C’è chi parla di «amicizia», chi di «stima politica immutata», chi si avventura in analisi sullo «spessore umano straordinario» e chi invece si limita a sottolineare l’ovvio: «È forse reato esprimere la propria opinione?». Totò Cuffaro non appare, non risulta nei comunicati ufficiali, non rilascia dichiarazioni e non si avventura nell’agone politico del centrodestra, diviso su Palermo, ma unito nella coalizione che ha dato il via alla lunga campagna elettorale per le Regionali.
Se si guarda alle elezioni per Palazzo d’Orleans del 2012 e al percorso iniziato oggi verso l’appuntamento elettorale dell’autunno, il centrodestra sembra non essere più lo stesso. Eppure gli attori sono sempre i medesimi, soltanto che questa volta sono seduti allo stesso tavolo, fianco a fianco Gianfranco Micciché e Nello Musumeci, i due leader che si sfidarono cinque anni fa. Quando l’ex governatore condannato per favoreggiamento aggravato alla mafia stava ancora scontando il suo debito con la giustizia.
Certo, per Cuffaro resta l’interdizione dai pubblici uffici, ma il peso specifico della sola opinione dell’ex governatore è ancora ingombrante nella politica siciliana.
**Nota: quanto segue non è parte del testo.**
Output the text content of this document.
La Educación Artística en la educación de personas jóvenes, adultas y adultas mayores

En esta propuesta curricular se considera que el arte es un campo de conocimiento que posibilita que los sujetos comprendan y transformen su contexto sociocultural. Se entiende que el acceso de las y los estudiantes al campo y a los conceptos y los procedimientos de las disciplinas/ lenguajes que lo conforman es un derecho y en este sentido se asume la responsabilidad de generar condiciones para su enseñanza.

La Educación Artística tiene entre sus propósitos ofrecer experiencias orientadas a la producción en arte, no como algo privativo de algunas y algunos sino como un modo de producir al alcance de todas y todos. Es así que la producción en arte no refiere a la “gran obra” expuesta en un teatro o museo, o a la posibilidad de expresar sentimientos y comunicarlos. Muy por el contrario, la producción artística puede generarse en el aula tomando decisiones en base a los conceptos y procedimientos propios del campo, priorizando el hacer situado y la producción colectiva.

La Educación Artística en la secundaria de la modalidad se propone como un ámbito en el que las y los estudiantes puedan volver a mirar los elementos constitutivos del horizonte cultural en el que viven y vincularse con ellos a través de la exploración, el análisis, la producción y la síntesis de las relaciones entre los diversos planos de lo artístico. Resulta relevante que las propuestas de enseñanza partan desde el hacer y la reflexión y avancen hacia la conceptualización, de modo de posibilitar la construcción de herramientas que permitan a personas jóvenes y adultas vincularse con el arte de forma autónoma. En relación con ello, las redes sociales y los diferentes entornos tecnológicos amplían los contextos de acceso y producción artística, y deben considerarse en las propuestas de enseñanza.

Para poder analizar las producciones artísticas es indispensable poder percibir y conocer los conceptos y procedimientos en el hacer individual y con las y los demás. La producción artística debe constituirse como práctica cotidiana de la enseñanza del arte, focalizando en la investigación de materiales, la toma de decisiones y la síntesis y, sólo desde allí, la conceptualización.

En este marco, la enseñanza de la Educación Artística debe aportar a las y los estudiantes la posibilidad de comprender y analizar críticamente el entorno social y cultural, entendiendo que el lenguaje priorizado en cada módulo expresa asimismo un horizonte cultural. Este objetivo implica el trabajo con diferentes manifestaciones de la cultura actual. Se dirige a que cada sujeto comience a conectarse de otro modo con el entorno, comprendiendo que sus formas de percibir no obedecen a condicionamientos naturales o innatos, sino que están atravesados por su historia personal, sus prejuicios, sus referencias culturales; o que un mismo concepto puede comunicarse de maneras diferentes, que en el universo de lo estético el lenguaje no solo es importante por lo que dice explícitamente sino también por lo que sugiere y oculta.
È stato così nella stagione referendaria del 2016 (Cuffaro si è espresso per il sì al referendum abrogativo sulle trivelle e per il no alla consultazione referendaria che avrebbe dato il via alla riforma costituzionale).
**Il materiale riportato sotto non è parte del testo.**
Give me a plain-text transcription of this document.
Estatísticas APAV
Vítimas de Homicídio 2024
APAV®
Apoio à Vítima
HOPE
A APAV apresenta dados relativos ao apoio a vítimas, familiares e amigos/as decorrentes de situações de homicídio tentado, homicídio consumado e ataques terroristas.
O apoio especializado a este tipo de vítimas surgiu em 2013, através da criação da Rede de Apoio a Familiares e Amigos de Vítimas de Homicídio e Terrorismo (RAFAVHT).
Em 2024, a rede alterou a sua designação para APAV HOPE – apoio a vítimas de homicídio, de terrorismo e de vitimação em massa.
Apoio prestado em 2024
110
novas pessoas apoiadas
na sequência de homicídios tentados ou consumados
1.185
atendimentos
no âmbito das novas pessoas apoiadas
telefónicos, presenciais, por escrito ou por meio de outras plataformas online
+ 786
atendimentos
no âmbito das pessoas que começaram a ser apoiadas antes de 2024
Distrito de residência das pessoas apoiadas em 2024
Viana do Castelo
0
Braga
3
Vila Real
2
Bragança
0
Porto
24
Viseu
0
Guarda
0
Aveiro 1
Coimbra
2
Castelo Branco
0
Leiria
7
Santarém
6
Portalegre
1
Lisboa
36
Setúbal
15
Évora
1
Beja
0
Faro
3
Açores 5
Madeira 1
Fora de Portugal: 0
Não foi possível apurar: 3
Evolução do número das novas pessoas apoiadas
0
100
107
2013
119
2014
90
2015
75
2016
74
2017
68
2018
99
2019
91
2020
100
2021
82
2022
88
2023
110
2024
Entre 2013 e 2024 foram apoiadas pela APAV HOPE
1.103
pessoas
Ed è sempre l’ex governatore a riuscire a leggere prima di altri tra le righe del caos sulle elezioni amministrative nel capoluogo, e intravedere in Fabrizio Ferrandelli l’unico candidato in grado di scontrarsi con Orlando alla pari, senza giocare il ruolo di Davide contro Golia. In un quadro in cui, per altro, il centrodestra ha la doppia difficoltà di fronteggiare un sindaco uscente forte e di rimuovere dai ricordi dei palermitani l’immagine di Diego Cammarata e del suo skipper. E oggi, eccoli lì, le donne e gli uomini di Cuffaro, seduti a «riportare sulla strada del buonsenso» le due fronde rivali cinque anni fa.
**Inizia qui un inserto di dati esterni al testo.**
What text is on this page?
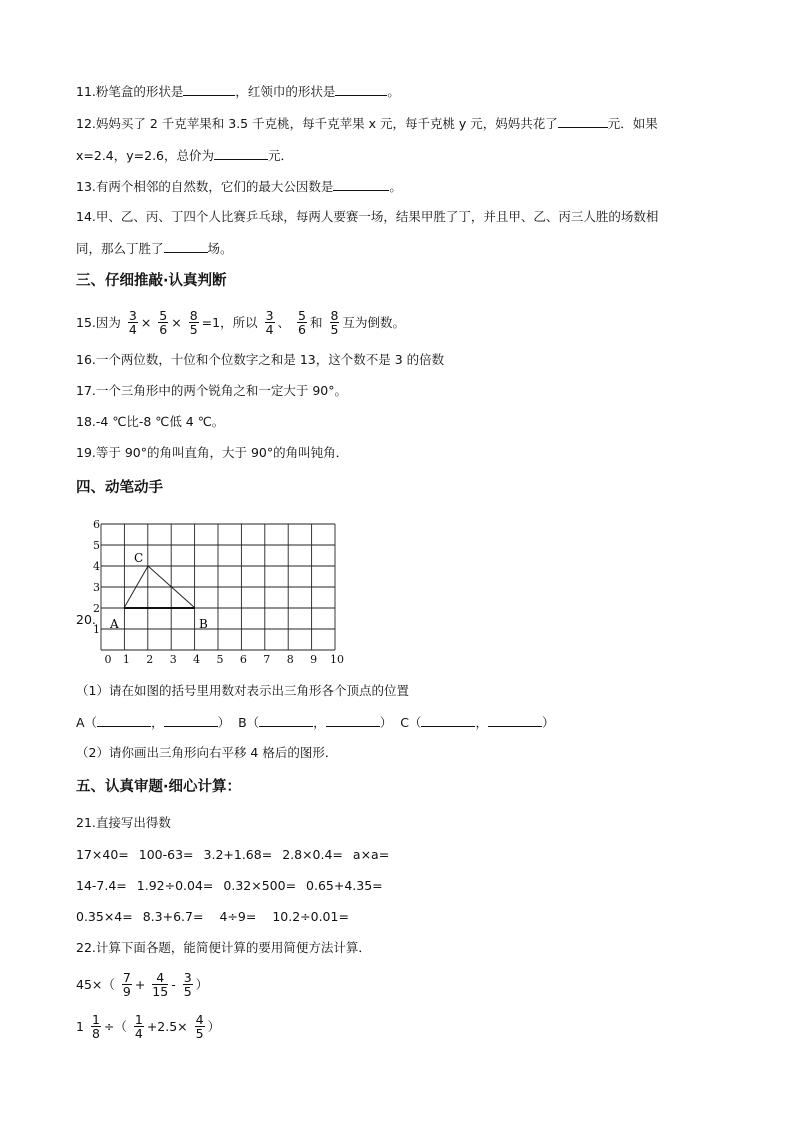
11.粉笔盒的形状是	，红领巾的形状是	。
12.妈妈买了 2 千克苹果和 3.5 千克桃，每千克苹果 x 元，每千克桃 y 元，妈妈共花了	元．如果
x=2.4，y=2.6，总价为	元．
13.有两个相邻的自然数，它们的最大公因数是	。
14.甲、乙、丙、丁四个人比赛乒乓球，每两人要赛一场，结果甲胜了丁，并且甲、乙、丙三人胜的场数相
同，那么丁胜了	场。
三、仔细推敲·认真判断
15.因为 $\frac{3}{4} \times \frac{5}{6} \times \frac{8}{5} =1$，所以 $\frac{3}{4}$ 、 $\frac{5}{6}$ 和 $\frac{8}{5}$ 互为倒数。
16.一个两位数，十位和个位数字之和是 13，这个数不是 3 的倍数
17.一个三角形中的两个锐角之和一定大于 90°。
18.-4 ℃比-8 ℃低 4 ℃。
19.等于 90°的角叫直角，大于 90°的角叫钝角．
四、动笔动手
20.
0 1 2 3 4 5 6 7 8 9 10
1
2
3
4
5
6
A	B
C
（1）请在如图的括号里用数对表示出三角形各个顶点的位置
A（	，	） B（	，	） C（	，	）
（2）请你画出三角形向右平移 4 格后的图形．
五、认真审题·细心计算：
21.直接写出得数
17×40= 100-63= 3.2+1.68= 2.8×0.4= a×a=
14-7.4= 1.92÷0.04= 0.32×500= 0.65+4.35=
0.35×4= 8.3+6.7= 4÷9= 10.2÷0.01=
22.计算下面各题，能简便计算的要用简便方法计算．
$45\times( \frac{7}{9} + \frac{4}{15} - \frac{3}{5}$ ）
$1 \frac{1}{8}$ ÷（ $\frac{1}{4} +2.5\times \frac{4}{5}$ ）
C’è Saverio Romano, che da braccio destro di Cuffaro si è costruito in questi anni un ruolo da protagonista. C’è Ester Bonafede, già in giunta con Crocetta quando l’Udc era ancora un solo partito, oggi commissario dell’organizzazione politica rimasta in mano a Lorenzo Cesa dopo la spaccatura con Casini. Ma c’è anche un altro ex assessore di Crocetta, Giovanni Pizzo, che nel divorzio in casa Udc ha scelto di restare dalla parte di Cesa (e, indirettamente, di Cuffaro). Questi ultimi sembrano gli unici, degli oltre 50 assessori cambiati da Crocetta durante la legislatura, pronti a mettere la propria faccia per costruire un’alternativa a un governo del quale sono invece stati protagonisti.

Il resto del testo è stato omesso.